It's no news that England are a quarter-final side at best at big international tournaments (World Cups and Euros). Why? Because they're mostly just good athletes who don't get exhausted on the pitch.
Over the weekend I watched Real Madrid and Barcelona play. Alex Song was on the bench during Barcelona's 2-1 win. Seeing the lad, I couldn't help but wonder; no matter how good a footballer you are, you need some time to settle into your new surroundings.
So I thought of the lad learning Spanish, then I realized Fabregas played for Arsenal, Pique played for Manchester United and Mascherano played for Liverpool. Alex Song wasn't a stranger after all.
Then I thought of Luka Modric at Real Madrid. He can't speak a word of Spanish and nobody speaks Croatian in Real Madrid. So how does he settle in? Common knowledge of the Premier League- That's how. Alvaro Arbeloa and Alonso played in Liverpool while Cristiano Ronaldo was at Manchester United and Ricardo Carvalho was at Chelsea.
Let's concentrate on the Spanish allies only, Xabi Alonso, Fabregas, Pique and Arbeloa are first choice players in the all-dominating Spanish National side, and they all played in England before.
Apart from Fabregas, the rest tasted Champions League glory before going back to Spain. And this is the problem with the England National side. Either English players are good only for the EPL or they aren't good enough to attract scouts in Spain, Italy and Germany.
When France won the World Cup in 1998 and Euro 2000 it was largely thanks to its foreign brigade. Even Stephan Guiv'arch (top scorer of French League in 1998) was not always in Les Bleus starting 11.
Same with Spain in Euro 2008, World Cup 2010 and Euro 2012 where they employed the foreign brigade we identified earlier, mixed with those like Xavi, Iniesta, and Casillas who have never left Barcelona or Madrid.
There is definitely a Latin football style as practiced by Spain and Portugal. There is an Eastern School practiced by former Warsaw Pact countries and a Central European Style (France, Germany, Italy etc. - 8 World Cups won). Two South American currents led by Uruguay (tough) and Brazil (fluid) have won 8 World Cups too. I find it hard to classify the English because they entertain! Because they got pace!
When England last bragged at the World Cup (Semi-Finalists Italia 1990), Chris Waddle played for Olympique de Marseille in France, Gary Lineker played for Barcelona (1986-1989), David Platt went on to play for Bari, Juventus and Sampdoria, Paul Gascoigne for Lazio and Trevor Steven for Olympique de Marseille.

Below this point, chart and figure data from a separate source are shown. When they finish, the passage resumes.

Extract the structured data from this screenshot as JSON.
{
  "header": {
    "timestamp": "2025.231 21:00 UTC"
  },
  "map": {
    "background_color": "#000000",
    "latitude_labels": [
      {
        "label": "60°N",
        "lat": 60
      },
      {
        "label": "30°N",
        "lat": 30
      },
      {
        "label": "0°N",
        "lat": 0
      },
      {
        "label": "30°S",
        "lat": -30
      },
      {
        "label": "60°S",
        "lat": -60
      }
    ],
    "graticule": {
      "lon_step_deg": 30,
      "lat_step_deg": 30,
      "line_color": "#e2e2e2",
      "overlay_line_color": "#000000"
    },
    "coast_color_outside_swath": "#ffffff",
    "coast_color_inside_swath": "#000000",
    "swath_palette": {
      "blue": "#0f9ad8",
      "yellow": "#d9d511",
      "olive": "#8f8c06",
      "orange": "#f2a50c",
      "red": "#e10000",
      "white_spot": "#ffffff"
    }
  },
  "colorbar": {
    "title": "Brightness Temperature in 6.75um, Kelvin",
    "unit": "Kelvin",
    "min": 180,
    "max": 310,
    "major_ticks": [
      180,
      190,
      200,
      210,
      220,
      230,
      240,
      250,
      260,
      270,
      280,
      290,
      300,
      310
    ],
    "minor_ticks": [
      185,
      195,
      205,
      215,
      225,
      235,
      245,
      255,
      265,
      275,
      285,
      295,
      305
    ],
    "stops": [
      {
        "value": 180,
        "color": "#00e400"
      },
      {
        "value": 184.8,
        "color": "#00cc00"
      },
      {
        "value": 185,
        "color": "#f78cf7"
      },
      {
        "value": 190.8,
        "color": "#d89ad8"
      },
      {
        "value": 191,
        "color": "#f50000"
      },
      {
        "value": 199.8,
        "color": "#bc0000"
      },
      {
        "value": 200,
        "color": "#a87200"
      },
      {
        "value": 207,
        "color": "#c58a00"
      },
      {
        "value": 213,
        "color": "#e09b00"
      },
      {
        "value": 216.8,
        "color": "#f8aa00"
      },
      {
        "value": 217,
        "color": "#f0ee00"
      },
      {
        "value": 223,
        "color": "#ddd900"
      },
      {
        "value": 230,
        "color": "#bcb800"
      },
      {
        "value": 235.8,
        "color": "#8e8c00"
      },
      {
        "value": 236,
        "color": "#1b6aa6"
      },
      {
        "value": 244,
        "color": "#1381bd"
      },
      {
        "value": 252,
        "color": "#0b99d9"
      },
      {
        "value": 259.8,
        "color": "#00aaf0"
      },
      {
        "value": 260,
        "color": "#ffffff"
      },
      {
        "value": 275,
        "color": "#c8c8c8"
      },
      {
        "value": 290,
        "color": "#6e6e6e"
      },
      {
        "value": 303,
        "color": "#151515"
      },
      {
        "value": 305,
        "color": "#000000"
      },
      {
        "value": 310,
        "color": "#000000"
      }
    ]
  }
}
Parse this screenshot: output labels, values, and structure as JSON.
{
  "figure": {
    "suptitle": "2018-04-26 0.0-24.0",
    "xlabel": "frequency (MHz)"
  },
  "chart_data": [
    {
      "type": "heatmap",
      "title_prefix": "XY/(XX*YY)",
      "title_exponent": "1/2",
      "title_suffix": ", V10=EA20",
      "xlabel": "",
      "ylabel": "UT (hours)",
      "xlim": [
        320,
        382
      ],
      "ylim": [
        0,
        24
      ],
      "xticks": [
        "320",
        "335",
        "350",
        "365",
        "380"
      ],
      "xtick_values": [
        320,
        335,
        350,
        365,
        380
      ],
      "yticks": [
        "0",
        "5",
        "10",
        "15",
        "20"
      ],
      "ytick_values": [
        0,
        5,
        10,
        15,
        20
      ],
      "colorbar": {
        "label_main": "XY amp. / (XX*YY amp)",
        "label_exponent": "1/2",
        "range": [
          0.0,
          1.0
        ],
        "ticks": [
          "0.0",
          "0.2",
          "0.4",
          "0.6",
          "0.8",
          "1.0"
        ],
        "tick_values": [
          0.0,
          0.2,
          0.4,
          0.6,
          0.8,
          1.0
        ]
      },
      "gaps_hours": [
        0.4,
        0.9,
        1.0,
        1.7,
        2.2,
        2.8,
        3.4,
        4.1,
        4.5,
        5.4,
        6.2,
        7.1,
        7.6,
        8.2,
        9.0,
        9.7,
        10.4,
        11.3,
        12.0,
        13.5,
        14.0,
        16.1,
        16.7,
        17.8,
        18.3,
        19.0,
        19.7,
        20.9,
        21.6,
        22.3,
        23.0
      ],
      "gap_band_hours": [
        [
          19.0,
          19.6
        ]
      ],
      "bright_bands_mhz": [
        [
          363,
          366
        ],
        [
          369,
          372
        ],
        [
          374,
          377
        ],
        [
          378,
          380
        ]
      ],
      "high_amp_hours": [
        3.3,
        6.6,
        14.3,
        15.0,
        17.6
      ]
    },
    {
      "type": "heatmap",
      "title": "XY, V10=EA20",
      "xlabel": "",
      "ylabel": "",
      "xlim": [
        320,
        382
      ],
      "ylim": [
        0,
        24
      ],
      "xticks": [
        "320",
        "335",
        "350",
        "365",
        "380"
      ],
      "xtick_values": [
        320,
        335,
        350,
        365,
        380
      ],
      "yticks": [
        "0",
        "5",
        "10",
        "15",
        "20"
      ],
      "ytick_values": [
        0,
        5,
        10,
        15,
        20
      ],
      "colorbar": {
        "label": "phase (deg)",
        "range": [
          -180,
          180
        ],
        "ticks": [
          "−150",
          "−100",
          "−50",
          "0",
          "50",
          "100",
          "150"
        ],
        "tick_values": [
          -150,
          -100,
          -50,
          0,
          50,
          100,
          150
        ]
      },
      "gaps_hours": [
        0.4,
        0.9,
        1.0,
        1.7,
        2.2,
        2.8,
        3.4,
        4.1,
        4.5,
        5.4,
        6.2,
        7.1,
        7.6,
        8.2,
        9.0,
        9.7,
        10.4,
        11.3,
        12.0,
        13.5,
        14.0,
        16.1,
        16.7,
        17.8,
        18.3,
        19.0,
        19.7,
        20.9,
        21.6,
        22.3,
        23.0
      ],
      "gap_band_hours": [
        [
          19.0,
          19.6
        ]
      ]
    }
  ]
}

At this rate England will never have a chance at re-inventing football; even the mighty Brazil (5 World Cups) counts on a foreign core. That foreign contingent brings home what the local league lacks and without them, what you get is England 11.
Gerrard, Hart, Welbeck, Lescott, Richards, Sturridge are world class but they bring nothing new to England 11. Along with them is the overrated bunch led by Andy Carroll. Until England develops exportable talent like the French, Belgian, Japanese and Brazilian sides do ... the England 11 will always be a third tier team.